The
University of Rhode Island and CVS/Caremark Corporation celebrated our
long-standing partnership last week in the new College of Pharmacy
building. It was abundantly clear
throughout the festivities that this has been an enormously productive and
beneficial partnership for both institutions.
Larry
Merlo, the CEO of CVS/Caremark, spoke with pharmacy students during the
morning. They were paying close attention, and one of Mr. Merlo’s
points seemed especially well received.
He said, in essence, “do not fear failure”. In order to innovate we
must, he pointed out, accept the risk that not everything we attempt will
succeed. Exactly right. Success,
and high levels of performance, are not equivalent to, and do not require,
perfection. Perfection is an unattainable goal, but success and leadership are
not. CVS/Caremark has
distinguished itself both by its success and its leadership within the
industry. There can be little
doubt that these achievements are related to the company’s willingness to
accept the risks of occasional failure in order to be consistently innovative.
I
learned a very similar lesson in a different way. As a first-year graduate student in chemistry at the
California Institute of Technology, I was privileged to join the research
laboratory of Professor Harry B. Gray – one of America’s (and the world’s) most
distinguished researchers in chemistry.
Harry had (and has) a global reputation for being one of the most
brilliant and innovative research scientists in the field of chemistry. As a 22 year-old I was certainly aware
of his success and leadership, but only later when I was starting my own career
did I fully realize what an honor it was to work with Harry.
Needless
to say, the standards and expectations in Harry’s lab were extremely high, and
largely self-imposed by the members of his research group. Harry had set an
extremely high standard for himself and all of us wanted our work to be as close to
that standard as we could possibly achieve. So I was very pleased when one of my first projects went
very well and led in a relatively short time to publication in the Journal of the American Chemical Society –
one of the world’s most prestigious journals for research in chemistry. Moreover, it was published as a “communication”

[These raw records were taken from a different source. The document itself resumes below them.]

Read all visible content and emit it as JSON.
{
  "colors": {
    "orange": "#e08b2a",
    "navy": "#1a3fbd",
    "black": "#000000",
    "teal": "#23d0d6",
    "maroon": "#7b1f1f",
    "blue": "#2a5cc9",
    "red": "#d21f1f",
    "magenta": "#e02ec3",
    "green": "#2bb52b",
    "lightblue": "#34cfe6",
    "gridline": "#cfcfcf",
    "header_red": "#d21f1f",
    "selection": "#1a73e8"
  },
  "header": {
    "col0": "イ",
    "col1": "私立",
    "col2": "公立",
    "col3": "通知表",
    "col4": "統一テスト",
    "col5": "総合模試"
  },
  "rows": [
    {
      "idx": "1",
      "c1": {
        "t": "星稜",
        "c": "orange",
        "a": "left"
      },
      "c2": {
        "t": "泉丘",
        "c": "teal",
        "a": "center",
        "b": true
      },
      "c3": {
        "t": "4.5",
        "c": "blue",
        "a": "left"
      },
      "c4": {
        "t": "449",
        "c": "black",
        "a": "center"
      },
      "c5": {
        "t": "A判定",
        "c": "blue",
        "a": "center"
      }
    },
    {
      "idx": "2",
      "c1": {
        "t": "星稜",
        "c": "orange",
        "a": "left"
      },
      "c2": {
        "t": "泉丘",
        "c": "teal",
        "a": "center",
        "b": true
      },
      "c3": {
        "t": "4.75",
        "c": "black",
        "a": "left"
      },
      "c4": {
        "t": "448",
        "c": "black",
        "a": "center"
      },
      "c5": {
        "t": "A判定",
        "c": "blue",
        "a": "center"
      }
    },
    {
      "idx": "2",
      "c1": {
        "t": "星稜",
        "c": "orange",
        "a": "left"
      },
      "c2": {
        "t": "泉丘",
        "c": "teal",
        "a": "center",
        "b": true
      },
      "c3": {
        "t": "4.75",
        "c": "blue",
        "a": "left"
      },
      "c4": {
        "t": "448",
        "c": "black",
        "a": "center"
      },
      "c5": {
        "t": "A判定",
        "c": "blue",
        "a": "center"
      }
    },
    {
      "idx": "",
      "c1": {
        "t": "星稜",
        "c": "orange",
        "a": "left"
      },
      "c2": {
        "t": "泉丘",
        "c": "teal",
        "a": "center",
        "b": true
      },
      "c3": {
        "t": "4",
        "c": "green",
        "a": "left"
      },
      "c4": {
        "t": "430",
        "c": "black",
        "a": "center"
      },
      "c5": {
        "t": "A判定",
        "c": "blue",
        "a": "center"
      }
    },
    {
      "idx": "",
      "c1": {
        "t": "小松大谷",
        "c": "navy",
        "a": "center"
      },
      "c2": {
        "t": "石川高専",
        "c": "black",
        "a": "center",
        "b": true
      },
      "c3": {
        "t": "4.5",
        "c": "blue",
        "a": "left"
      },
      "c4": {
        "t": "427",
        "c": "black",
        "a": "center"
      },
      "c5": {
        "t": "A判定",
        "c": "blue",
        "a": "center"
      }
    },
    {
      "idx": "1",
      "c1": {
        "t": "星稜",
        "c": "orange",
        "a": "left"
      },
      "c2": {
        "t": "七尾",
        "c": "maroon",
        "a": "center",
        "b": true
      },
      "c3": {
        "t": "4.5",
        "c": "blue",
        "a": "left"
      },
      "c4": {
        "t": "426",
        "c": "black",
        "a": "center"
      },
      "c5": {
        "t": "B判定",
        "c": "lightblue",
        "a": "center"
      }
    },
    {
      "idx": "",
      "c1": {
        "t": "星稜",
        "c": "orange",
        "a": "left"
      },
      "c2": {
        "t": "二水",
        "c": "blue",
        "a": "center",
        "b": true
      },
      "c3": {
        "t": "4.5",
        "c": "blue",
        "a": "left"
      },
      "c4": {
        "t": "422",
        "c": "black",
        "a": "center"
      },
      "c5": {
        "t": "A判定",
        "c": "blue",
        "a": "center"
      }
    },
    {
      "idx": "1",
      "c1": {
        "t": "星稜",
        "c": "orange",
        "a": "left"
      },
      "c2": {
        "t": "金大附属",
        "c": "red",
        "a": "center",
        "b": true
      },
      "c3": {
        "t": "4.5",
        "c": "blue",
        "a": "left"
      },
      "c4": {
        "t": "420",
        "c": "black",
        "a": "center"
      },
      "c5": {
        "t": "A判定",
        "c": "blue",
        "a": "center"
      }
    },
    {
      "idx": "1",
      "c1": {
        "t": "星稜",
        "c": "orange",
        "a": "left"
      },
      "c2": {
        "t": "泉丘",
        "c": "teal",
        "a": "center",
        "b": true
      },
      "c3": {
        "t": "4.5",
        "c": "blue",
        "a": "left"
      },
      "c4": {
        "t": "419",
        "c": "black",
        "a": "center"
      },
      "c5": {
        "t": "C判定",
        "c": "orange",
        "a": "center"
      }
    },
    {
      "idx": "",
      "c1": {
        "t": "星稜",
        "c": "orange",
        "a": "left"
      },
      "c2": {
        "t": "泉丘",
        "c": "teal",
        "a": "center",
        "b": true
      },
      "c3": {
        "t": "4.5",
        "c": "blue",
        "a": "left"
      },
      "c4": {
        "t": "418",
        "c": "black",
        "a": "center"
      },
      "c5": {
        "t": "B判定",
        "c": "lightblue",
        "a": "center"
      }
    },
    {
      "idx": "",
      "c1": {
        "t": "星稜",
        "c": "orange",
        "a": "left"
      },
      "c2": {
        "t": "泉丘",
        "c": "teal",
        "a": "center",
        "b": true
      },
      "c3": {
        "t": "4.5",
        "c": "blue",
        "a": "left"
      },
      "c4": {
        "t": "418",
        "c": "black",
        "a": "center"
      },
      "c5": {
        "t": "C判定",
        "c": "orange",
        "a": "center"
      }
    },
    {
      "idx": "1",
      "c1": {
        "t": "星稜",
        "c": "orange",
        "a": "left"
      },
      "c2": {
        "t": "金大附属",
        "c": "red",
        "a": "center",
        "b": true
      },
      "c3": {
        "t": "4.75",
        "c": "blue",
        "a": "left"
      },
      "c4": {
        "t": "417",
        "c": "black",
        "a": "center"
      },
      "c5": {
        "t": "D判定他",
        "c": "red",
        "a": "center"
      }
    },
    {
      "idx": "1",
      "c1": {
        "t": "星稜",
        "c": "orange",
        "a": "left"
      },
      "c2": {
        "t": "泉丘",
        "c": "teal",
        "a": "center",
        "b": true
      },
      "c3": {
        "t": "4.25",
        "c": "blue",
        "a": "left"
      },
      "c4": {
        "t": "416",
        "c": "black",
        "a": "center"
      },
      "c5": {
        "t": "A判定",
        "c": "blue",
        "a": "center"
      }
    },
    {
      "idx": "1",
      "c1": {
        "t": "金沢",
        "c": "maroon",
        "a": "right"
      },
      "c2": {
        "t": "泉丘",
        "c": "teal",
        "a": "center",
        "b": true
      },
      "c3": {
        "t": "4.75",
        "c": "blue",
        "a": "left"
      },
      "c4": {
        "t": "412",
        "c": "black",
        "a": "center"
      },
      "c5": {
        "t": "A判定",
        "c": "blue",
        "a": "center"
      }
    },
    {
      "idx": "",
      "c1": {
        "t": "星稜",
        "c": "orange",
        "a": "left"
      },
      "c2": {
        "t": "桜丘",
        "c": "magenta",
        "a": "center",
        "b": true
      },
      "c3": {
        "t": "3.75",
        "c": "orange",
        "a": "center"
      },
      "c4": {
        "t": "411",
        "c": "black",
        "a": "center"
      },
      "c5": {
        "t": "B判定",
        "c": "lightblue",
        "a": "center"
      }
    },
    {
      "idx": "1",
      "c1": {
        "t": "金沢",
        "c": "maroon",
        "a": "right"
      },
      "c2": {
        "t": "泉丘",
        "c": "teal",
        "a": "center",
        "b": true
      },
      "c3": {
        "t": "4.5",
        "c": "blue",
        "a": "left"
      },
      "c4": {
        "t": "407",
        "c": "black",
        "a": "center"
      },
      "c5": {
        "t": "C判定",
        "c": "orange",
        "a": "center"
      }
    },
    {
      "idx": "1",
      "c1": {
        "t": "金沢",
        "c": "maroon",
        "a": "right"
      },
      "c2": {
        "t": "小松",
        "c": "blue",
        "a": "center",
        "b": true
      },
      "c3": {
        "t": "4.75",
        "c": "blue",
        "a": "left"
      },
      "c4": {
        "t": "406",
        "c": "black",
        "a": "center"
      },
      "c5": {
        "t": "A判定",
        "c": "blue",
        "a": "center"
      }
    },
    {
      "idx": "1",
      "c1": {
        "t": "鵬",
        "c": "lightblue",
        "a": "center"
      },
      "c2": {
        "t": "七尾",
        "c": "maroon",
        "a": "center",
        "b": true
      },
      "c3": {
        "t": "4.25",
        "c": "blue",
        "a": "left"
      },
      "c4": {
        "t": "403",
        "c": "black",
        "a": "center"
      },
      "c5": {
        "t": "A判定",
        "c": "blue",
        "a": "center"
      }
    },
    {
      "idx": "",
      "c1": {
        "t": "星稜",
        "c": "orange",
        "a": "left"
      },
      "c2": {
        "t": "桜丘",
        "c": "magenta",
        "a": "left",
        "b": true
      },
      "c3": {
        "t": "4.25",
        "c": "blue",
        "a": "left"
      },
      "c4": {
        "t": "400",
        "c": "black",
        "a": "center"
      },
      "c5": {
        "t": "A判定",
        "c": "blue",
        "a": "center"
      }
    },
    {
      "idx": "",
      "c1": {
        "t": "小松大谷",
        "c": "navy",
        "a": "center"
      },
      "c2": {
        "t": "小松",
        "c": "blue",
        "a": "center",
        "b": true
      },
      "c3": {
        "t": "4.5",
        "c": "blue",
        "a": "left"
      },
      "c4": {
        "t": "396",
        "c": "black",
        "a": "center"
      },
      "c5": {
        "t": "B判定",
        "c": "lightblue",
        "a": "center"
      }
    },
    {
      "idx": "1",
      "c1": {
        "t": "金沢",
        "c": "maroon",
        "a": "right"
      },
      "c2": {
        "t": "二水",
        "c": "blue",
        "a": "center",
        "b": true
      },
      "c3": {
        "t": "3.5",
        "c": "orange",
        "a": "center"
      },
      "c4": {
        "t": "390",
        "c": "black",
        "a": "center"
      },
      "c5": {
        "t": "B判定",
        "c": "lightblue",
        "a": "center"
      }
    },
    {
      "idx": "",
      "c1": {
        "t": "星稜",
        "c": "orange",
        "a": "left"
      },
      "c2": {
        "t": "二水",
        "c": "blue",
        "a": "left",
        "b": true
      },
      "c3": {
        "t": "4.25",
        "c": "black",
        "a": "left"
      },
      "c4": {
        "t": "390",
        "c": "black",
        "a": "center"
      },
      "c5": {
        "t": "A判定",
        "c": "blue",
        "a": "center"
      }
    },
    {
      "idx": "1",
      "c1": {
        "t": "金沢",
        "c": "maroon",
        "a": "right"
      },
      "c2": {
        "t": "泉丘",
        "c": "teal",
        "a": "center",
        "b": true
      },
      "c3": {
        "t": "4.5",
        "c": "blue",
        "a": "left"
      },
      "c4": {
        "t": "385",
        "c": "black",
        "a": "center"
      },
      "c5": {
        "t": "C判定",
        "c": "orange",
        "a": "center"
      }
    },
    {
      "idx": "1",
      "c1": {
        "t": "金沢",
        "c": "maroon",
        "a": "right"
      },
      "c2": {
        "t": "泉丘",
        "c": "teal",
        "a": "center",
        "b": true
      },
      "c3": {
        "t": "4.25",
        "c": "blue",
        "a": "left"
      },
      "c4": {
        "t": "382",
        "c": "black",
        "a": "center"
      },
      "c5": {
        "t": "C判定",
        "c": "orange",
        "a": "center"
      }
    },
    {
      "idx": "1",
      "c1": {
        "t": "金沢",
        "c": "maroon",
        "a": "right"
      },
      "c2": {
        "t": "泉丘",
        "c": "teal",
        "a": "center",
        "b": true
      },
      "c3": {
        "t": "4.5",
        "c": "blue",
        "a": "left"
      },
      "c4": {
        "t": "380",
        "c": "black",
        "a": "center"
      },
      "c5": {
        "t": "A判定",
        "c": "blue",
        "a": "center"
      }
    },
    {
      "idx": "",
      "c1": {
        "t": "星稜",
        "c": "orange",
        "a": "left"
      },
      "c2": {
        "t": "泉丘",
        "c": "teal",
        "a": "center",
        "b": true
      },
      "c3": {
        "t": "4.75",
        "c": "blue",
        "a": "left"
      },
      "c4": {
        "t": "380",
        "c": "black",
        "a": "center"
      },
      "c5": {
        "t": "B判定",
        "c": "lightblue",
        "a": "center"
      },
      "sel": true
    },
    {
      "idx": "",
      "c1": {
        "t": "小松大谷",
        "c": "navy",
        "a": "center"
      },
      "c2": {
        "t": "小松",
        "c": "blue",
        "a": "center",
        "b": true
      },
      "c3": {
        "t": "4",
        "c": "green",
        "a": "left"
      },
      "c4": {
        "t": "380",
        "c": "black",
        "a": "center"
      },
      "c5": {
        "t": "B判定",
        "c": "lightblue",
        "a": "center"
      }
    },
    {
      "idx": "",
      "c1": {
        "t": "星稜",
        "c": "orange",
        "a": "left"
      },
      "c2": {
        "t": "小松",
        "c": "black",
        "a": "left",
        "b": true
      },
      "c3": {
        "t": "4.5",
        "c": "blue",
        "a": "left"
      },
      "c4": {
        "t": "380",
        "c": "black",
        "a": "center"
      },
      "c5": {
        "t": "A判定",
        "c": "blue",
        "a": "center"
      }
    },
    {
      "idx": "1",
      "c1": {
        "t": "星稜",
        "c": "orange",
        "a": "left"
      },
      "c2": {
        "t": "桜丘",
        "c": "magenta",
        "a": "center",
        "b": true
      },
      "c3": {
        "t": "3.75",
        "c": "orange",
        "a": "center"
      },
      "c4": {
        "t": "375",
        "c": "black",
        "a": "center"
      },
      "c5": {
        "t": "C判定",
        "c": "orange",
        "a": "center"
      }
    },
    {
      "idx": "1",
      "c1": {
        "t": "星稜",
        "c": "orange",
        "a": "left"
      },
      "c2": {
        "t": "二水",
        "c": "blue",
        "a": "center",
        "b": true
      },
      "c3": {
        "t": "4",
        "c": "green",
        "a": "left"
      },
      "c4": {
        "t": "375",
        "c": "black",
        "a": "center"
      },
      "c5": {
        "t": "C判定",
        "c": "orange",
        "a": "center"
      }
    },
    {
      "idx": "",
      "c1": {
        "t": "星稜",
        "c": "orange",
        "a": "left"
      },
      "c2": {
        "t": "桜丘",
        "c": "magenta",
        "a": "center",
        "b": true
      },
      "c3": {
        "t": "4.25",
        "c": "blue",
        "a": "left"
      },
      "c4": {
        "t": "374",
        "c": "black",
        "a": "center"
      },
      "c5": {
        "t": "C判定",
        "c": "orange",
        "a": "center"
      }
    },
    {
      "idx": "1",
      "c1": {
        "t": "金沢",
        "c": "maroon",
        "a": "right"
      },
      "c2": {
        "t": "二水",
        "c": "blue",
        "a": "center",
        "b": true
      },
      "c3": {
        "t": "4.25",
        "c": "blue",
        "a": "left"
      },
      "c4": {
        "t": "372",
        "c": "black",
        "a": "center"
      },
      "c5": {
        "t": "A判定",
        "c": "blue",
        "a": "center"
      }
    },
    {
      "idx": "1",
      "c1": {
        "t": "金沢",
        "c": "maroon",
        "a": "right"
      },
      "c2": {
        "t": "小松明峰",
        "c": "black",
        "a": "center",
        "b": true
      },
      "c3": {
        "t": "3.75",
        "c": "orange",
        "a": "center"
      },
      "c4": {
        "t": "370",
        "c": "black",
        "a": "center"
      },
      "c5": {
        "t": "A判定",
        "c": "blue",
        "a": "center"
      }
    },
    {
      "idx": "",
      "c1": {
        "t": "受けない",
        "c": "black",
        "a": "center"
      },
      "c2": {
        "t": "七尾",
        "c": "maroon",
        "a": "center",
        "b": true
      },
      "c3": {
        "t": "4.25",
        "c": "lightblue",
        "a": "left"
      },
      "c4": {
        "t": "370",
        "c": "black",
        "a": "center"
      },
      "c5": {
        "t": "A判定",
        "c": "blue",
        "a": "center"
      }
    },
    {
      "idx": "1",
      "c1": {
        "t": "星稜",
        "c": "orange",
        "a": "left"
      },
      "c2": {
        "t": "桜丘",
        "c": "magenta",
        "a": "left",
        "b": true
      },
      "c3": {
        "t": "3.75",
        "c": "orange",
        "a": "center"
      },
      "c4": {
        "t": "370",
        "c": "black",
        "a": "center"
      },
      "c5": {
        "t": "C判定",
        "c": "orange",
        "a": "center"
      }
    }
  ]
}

– a mode reserved for work deemed especially interesting and timely. It was my first scientific paper.
The
paper did receive a fair amount of attention, which, of course, made me even
happier. One reason for the
attention was that the experiments had been carried out on a unique instrument
(really, there was only one such instrument in the world at the time, if I
remember correctly) that existed in the Physics Department at the University of
Rome. The instrument in Rome (a
magnetometer, i.e. it measures magnetism) was based on one invented in the
Physics Department at Caltech and which utilized a SQUID – not calamari but a
“superconducting quantum interference device”. This sounds like something
Sheldon would say on the Big Bang Theory,
but I assure you it’s quite real.
Several
months after the paper appeared we got a call from a new company in San Diego
that had built a SQUID-based magnetometer and wanted us to come down and test
it. So, I prepared some new samples, drove from Pasadena to San Diego (a
distance considered minor in CA and nearly impossible to Rhode Islanders), met
my new colleagues, and started work. 36 hours later I knew, without any doubt
whatsoever, that the results in my first paper were simply, and completely,
wrong. It was a very long drive
back.
I
was embarrassed: my first published work was wrong and worse, I had let down my
mentor and PhD advisor. I needed
to tell Harry as soon as possible so I just walked into his office (his door
was nearly always open) showed him the new data, and summarized the analysis. I
started to apologize; he stopped me mid-way through. “Come with me”, he said.
He walked into his library, opened a file cabinet, and pulled out a reprint of
an early paper of his. “See this”,
he said, “it’s one of my first papers as an assistant professor at Columbia.
And it’s wrong. Worse, it was one of my scientific competitors who demonstrated
that fact.”
Then
Harry said, “Dave, you’ll never do anything important if you’re not willing to
be wrong.” I’ve never forgotten
that. It was, and still is, the most valuable piece of wisdom that Harry ever
shared with me – and I cannot calculate the value of all the knowledge and
wisdom he provided.
I
think it is simply true that unless you are willing to accept the risk of being
wrong, the risk of failure, you are very unlikely to do anything innovative or
important. This is true, I
believe, for individuals as well as organizations. We should always strive for excellence, but if perfection is
the goal, then neither perfection nor excellence will be achieved. So thank you Harry, and thank you,
Larry, for sharing that wisdom in 1977 and in 2013.